|Title||Vibrational CD (VCD) and Atomic Force Microscopy (AFM) Study of DNA Interaction with Cr3+ Ions: VCD and AFM Evidence of DNA Condensation|
|Publication Type||Journal Article|
|Year of Publication||2002|
|Authors||Andrushchenko, V., Z. Leonenko, D. Cramb, H. van de Sande, and H. Wieser|
|Keywords||atomic force microscopy, CD, DNA condensation, infrared spectroscopy, metal ions, vibrational CD spectroscopy|
The interaction of natural calf thymus DNA with Cr3+ ions was studied at room temperature by means of vibrational CD (VCD) and infrared absorption (ir) spectroscopy, and atomic force microscopy (AFM). Cr3+ ion binding mainly to N7 (G) and to phosphate groups was demonstrated. ψ-Type VCD spectra resembling electronic CD (ECD) spectra, which appear during ψ-type DNA condensation, were observed. These spectra are characterized mainly by an anomalous, severalfold increase of VCD intensity. Such anomalous VCD spectra were assigned to DNA condensation with formation of large and dense particles of a size comparable to the wavelength of the probing ir beam and possessing large-scale helicity. Atomic force microscopy confirmed DNA condensation by Cr3+ ions and the formation of tight DNA particles responsible for the ψ-type VCD spectra. Upon increasing the Cr3+ ion concentration the shape of the condensates changed from loose flower-like structures to highly packed dense spheres.

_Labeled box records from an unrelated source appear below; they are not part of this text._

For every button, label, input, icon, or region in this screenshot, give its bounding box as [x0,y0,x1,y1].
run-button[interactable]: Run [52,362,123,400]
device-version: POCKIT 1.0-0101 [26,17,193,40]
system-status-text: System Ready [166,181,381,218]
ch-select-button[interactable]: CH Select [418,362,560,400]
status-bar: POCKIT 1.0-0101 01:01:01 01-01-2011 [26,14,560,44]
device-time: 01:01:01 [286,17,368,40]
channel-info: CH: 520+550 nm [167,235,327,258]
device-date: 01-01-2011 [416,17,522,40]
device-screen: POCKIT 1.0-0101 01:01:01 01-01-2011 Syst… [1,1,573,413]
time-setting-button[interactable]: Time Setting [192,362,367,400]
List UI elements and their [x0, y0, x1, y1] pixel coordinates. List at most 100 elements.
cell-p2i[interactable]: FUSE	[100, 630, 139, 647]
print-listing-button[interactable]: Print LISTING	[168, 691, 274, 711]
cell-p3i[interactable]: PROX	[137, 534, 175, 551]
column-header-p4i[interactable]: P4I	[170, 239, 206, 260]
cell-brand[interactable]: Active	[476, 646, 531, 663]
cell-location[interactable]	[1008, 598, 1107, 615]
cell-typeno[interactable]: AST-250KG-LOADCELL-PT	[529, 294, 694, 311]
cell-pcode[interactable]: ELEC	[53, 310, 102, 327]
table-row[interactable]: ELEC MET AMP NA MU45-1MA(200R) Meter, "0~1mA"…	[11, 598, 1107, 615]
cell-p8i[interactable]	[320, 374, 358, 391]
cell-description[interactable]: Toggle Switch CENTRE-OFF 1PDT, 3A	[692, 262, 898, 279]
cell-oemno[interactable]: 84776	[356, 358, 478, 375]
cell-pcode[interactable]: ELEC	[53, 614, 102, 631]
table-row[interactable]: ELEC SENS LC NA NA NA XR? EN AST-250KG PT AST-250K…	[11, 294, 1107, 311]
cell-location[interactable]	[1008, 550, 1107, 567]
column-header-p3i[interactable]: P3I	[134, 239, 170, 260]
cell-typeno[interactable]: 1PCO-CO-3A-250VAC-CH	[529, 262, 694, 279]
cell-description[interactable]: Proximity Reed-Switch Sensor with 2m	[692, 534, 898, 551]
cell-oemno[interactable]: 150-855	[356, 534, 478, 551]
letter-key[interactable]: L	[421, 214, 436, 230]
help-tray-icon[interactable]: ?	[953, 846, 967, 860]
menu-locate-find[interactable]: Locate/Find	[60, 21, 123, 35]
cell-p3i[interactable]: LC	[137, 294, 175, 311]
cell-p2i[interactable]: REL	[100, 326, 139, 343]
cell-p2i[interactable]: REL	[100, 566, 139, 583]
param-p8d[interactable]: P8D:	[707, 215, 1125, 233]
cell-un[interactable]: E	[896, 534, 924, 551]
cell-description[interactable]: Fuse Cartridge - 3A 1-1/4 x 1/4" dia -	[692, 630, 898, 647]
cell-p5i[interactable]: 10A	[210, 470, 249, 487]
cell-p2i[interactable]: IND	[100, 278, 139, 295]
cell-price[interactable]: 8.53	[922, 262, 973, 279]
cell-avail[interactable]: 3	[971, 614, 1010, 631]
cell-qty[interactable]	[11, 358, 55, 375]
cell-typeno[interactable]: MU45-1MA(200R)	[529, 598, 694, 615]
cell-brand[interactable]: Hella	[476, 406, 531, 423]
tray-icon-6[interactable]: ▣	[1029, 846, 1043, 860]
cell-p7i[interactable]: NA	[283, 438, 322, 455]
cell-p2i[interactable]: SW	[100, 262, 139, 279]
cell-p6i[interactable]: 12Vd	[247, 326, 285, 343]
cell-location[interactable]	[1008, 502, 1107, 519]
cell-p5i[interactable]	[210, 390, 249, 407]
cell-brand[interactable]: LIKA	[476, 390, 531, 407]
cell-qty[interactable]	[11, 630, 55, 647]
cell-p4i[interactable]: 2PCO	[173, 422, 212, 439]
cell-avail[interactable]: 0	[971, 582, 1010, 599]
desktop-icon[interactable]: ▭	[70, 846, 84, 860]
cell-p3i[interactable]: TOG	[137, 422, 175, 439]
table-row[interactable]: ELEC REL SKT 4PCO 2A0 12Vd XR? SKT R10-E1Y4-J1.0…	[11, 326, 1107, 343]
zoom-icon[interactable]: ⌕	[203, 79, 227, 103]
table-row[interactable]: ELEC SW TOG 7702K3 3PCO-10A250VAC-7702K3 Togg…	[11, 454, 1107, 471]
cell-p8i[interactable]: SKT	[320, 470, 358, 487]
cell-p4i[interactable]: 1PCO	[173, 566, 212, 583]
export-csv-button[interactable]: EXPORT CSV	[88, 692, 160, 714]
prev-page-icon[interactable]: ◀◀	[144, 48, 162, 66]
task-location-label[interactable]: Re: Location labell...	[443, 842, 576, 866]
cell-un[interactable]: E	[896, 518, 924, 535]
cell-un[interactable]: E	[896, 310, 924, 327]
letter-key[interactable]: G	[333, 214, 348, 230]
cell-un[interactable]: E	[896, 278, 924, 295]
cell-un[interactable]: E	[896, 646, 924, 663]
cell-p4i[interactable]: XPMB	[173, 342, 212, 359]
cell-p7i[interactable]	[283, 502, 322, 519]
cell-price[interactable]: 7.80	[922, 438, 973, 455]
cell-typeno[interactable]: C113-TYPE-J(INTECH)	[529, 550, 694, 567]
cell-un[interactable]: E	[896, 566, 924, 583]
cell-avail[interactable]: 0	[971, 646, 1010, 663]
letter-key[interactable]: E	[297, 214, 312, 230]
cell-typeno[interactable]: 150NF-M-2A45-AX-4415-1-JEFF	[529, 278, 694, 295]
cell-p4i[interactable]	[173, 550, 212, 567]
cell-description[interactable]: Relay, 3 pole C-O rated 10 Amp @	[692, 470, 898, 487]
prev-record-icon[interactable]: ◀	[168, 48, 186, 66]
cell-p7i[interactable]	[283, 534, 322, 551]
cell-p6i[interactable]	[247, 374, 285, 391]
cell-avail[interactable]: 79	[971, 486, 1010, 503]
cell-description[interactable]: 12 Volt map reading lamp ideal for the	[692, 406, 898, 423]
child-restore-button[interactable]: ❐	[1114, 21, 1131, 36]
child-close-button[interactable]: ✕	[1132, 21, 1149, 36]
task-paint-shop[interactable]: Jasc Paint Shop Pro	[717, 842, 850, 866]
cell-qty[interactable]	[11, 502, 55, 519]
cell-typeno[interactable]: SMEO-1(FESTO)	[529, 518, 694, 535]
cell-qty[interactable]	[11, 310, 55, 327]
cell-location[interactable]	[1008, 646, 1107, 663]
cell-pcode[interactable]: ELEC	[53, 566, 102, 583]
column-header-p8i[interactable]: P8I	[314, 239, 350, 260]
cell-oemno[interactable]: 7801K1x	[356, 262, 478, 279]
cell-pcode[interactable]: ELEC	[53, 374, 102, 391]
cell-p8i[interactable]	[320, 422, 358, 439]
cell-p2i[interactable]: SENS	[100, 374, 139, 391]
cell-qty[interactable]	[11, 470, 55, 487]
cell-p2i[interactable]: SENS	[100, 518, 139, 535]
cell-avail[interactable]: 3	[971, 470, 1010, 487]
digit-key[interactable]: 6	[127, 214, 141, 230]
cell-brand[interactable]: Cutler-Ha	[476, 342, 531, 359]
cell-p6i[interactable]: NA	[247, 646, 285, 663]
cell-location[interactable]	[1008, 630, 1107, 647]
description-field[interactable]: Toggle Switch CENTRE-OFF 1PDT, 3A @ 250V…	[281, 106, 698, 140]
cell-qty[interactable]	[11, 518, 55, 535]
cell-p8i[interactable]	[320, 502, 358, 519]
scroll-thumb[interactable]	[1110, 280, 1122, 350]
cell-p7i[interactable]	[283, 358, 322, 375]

No DNA denaturation was seen even at the highest concentration of Cr3+ions studied. The secondary structure of DNA remained in a B-form before and after the condensation. VCD and ir as well as AFM proved to be an effective combination for investigating DNA condensation. In addition to the ability of VCD to determine DNA condensation, VCD and ir can in the same experiment provide unambiguous information about the secondary structure of DNA contained in the condensed particles.